Undertaking a website project of any kind is often a challenge, a journey, and importantly a gauntlet of validation for brand values and lofty philosophical concepts. It’s a complex puzzle that requires a significant amount of thought, iteration, and management—of opinions, feedback, and the ever-present strategy pivot consideration. Often, it unfolds into a web (very bad pun, apologies) of even more questions.
So, you may ask, why take on this project for ourselves? There was no getting around it: It was time.
Our Creative Services department identified some needs in conjunction with the rest of our G&G crew, and some casual conversations were had over time. Understanding that while our previous site was functional, it fell short of showcasing our full talents and abilities. Eventually those conversations snowballed into a concrete starting line, and the team got excited to run the race with a G&G pinnie on our backs.
We initiated the project by outlining goals, pulling in key internal stakeholders to align on a focused set of things we wanted to accomplish. Those were:
Feeling good about this, we moved into a few brand exercises as an entire company to pin down some choices about brand voice and to narrow the mood of our website. This largely came in a series of polls—”Good & Gold is informed and accessible and is not pretentious or complicated”—that we then distilled to some throughlines. For some additional conceptual thought (and maybe a little fun), we also asked everyone to choose a building that represented the brand.
All of these exercises helped us confidently approach a consensus tonally, and we next needed to extend that feeling visually.
Pulling all of the information on emotional cues and strategic planning we had on hand, our next move was to begin our standard process for website projects, beginning with moodboards. Here, our research yielded a lot of observations about where we wanted to take things: minimal with an infusion of color, current via typeface and size choices, no flagrantly loud illustrations but definitely some excitement through scale relationships.
Moodboarding is a highly valued part of our process. It allows us to minimize dissonance and creates the beginnings of a clear roadmap. We’re able to make some firm decisions up front that saves us time later.

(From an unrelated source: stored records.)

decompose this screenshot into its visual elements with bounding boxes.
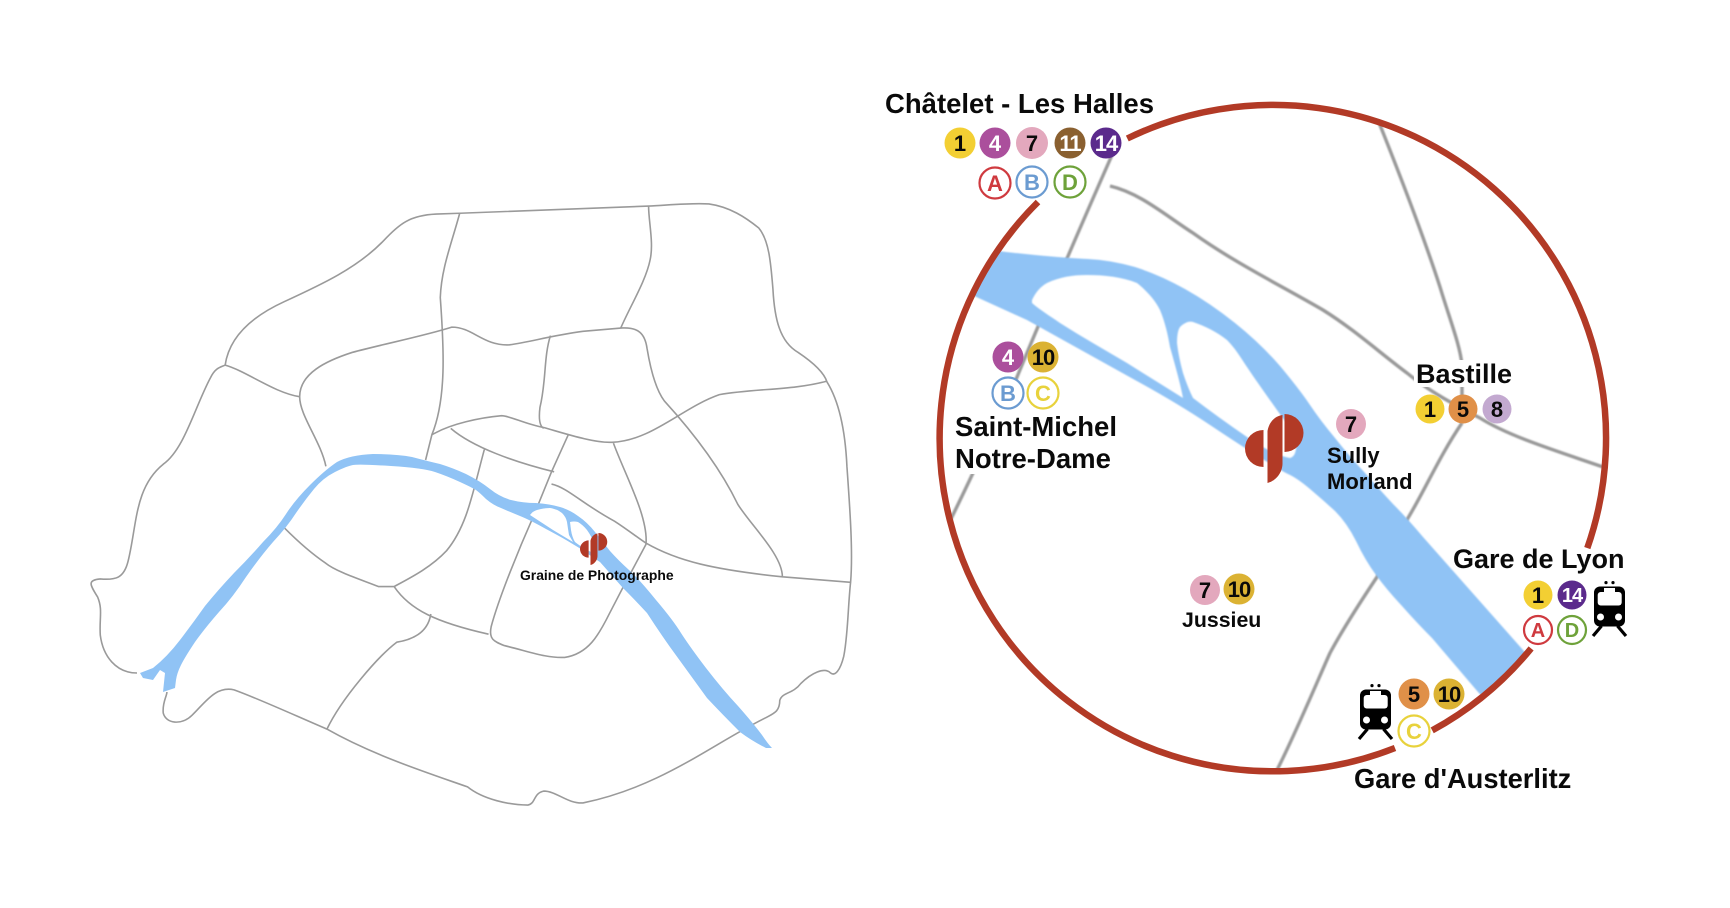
lines — [1190, 574, 1254, 605]
icon: train — [1359, 684, 1392, 739]
RER lines: B — [1024, 170, 1040, 195]
station: Saint-Michel Notre-Dame — [952, 342, 1124, 474]
lines: 10 — [1032, 345, 1055, 370]
metro lines: 11 — [1059, 131, 1081, 156]
label background — [1414, 360, 1512, 387]
metro lines — [944, 127, 1122, 159]
station name: Jussieu — [1182, 608, 1261, 632]
lines: C — [1035, 381, 1051, 406]
RER lines: D — [1062, 170, 1078, 195]
RER lines: A — [987, 171, 1003, 196]
map of Paris arrondissements — [91, 204, 851, 805]
lines: 4 — [1002, 345, 1015, 370]
river Seine on overview map — [140, 454, 772, 748]
lines: 10 — [1438, 682, 1461, 707]
label background — [952, 408, 1124, 474]
lines: A — [1531, 620, 1545, 642]
red circle outline — [940, 105, 1606, 771]
station: Jussieu — [1182, 574, 1261, 632]
station name: Notre-Dame — [955, 443, 1111, 474]
station: Gare d'Austerlitz — [1354, 678, 1571, 794]
lines: B — [1000, 381, 1016, 406]
station name: Bastille — [1416, 359, 1512, 389]
lines — [1398, 678, 1464, 746]
metro lines: 7 — [1026, 131, 1038, 156]
lines: 8 — [1491, 397, 1503, 422]
station name: Sully — [1327, 443, 1380, 468]
lines: D — [1565, 620, 1579, 642]
station name: Saint-Michel — [955, 411, 1117, 442]
lines: 7 — [1199, 578, 1211, 603]
lines — [992, 342, 1058, 408]
line number: 7 — [1345, 412, 1357, 437]
station: Sully Morland — [1327, 409, 1413, 494]
line 7 — [1336, 409, 1366, 439]
lines: 5 — [1457, 397, 1469, 422]
icon: large logo — [1245, 414, 1304, 483]
metro lines: 1 — [954, 131, 966, 156]
lines — [1524, 580, 1586, 644]
station name: Gare d'Austerlitz — [1354, 763, 1571, 794]
lines: C — [1406, 719, 1422, 744]
lines: 5 — [1408, 682, 1420, 707]
RER lines — [980, 166, 1086, 198]
lines: 10 — [1228, 577, 1251, 602]
label: Graine de Photographe: Graine de Photographe — [520, 567, 674, 583]
lines: 1 — [1532, 583, 1544, 608]
zoomed neighbourhood circle map — [885, 88, 1626, 794]
lines: 1 — [1424, 397, 1436, 422]
river islands — [1032, 275, 1183, 398]
icon: small logo — [580, 533, 607, 565]
river Seine in detail — [974, 250, 1525, 695]
station name: Morland — [1327, 469, 1413, 494]
icon: train — [1593, 581, 1626, 636]
station name: Gare de Lyon — [1453, 544, 1625, 574]
station: Gare de Lyon — [1453, 544, 1626, 644]
station name: Châtelet - Les Halles — [885, 88, 1154, 119]
station: Bastille — [1414, 359, 1512, 424]
arrondissement boundaries — [91, 204, 851, 805]
metro lines: 4 — [989, 131, 1002, 156]
lines: 14 — [1562, 585, 1584, 607]
metro lines: 14 — [1095, 131, 1119, 156]
lines — [1416, 394, 1512, 424]
station: Châtelet - Les Halles — [885, 88, 1154, 198]
streets — [948, 120, 1606, 772]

Naturally, the step after is to begin wireframing to further lock in specifics. “How will this content be delineated across this flow?” “Where are we focusing a user’s attention?” and “What does this look like scaled to different screens?” are all questions we ask during this period. It’s incredibly important to us to land with a layout framework that’s well-defined so we can move into development with clear specifications.
After iterating through several wireframe versions, and with more granular details like element states and interaction notes documented, we tackled the build.
Our team makes a serious point to keep an eye on emerging platforms and new tools to help improve efficiency and our ability to generate MVPs quickly (we just switched everyone to Figma, for instance). What unveiled itself during our discovery phase was the desire to rapidly iterate in something closer to a live environment, with the added need of control over technical bells and whistles for animations and layouts. Serendipitously, Webflow reminded us of its existence at the perfect time and, having toyed with the idea previously, we knew it was ideal for taking our site to launch.
Webflow allowed us to implement the different responsive variations needed for our design without needing to extend ourselves into by-hand development. As a lean team and organization, the ability to leverage a no-code platform greatly sped up the pen-to-paper parts of the build and we could validate sections on the fly. Personally, the previously mentioned control proved to be incredibly empowering.
On the management side, it has a fantastic CMS that let us model and reference different datasets, all of which can be edited by other team members in an easy-to-use editor interface, meaning we can truly work in a distributed way.
With all stakeholders on board, all team members providing their final feedback, and having finally stepped away from our own design microscopes, we’ve officially shipped the very website you’re reading this on. We had a profoundly productive time working on this new website and are incredibly proud of the work. We hope you enjoy it!
Note: This overall experience has pushed Webflow to the near top of our recommended platforms (Shopify still holds the e-commerce crown…for now), and since we’ve run the gauntlet ourselves, we’d love to take you on that journey as well.